I'm walking back to the car, along the path. Kristoff's holding a hand against my shoulder, gently guiding me to safety. Joan's pacing ahead of us, her braid twisting as she whirls every now and then, trying to surprise a non-existent danger. The path is shaded by a few trees, but it's not dark. The light is… dappled? is that the right word? Huh, my thoughts are getting pretty damn scattered. It's like I'm in my own little bubble at the moment, just waiting for something to burst it. Not being a pessimist, but I'm scared, okay, and only after looking back did I see how much of a hell my life had become under Hans's domineering rule. How much I had let happen because I was afraid of being alone.

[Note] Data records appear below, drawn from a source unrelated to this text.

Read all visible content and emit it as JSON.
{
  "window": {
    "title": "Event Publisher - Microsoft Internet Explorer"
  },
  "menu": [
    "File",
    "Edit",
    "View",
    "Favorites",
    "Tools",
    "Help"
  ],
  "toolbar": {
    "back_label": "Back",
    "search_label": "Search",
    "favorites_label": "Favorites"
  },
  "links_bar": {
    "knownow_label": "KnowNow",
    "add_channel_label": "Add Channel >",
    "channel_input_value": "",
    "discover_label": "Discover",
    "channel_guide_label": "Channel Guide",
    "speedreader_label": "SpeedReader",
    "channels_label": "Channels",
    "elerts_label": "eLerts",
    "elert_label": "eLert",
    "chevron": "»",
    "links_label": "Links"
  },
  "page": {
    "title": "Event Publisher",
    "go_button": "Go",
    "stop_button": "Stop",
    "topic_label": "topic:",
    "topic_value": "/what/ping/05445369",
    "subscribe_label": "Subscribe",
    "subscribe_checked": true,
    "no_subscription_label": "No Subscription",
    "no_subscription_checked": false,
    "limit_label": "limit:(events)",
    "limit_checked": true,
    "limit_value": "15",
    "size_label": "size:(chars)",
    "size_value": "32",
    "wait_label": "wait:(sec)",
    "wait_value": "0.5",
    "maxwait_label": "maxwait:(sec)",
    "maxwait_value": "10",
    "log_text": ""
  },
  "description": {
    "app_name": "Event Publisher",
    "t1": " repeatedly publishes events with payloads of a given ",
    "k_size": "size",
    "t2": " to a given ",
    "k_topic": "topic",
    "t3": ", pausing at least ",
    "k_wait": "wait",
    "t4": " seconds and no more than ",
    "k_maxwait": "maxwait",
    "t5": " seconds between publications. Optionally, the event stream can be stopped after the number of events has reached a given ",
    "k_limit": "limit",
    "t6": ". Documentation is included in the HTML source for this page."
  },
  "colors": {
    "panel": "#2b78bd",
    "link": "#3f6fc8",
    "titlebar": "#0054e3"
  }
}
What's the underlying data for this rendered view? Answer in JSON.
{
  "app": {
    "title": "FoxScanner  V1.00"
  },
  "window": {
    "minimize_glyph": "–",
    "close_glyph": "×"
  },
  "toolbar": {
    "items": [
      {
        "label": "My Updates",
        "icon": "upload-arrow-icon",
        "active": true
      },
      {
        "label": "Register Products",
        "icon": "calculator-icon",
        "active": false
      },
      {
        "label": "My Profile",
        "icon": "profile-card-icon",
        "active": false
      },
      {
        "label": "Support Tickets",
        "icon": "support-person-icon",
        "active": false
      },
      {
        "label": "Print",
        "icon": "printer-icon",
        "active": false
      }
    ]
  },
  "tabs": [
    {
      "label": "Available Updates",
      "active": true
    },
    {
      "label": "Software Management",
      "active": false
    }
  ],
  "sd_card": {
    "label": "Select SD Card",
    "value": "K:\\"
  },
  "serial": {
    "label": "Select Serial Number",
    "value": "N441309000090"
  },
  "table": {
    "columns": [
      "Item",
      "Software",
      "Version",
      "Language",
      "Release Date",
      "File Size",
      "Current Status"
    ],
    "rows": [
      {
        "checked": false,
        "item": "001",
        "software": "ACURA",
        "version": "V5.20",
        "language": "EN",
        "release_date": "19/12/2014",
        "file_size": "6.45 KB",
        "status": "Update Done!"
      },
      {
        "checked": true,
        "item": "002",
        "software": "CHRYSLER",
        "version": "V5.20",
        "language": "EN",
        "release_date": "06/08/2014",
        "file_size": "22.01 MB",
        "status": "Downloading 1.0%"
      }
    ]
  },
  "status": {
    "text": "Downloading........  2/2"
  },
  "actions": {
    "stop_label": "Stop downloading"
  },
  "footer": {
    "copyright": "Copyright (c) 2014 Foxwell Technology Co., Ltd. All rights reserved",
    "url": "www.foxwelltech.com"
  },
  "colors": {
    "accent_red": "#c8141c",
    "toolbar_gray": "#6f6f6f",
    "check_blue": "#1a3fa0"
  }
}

The car door slams, and the bubble falls apart, but somehow, it feels like I'm armoured now. This steel chariot to be my safety. Joan's just putting her seatbelt on, in the back seat, behind me.

"Don't worry mom, we won't let him hurt you."

"It'll be okay feistypants. I'm going to call the station later, and let them deal with it. Lieutenant Erikson knows what he's doing."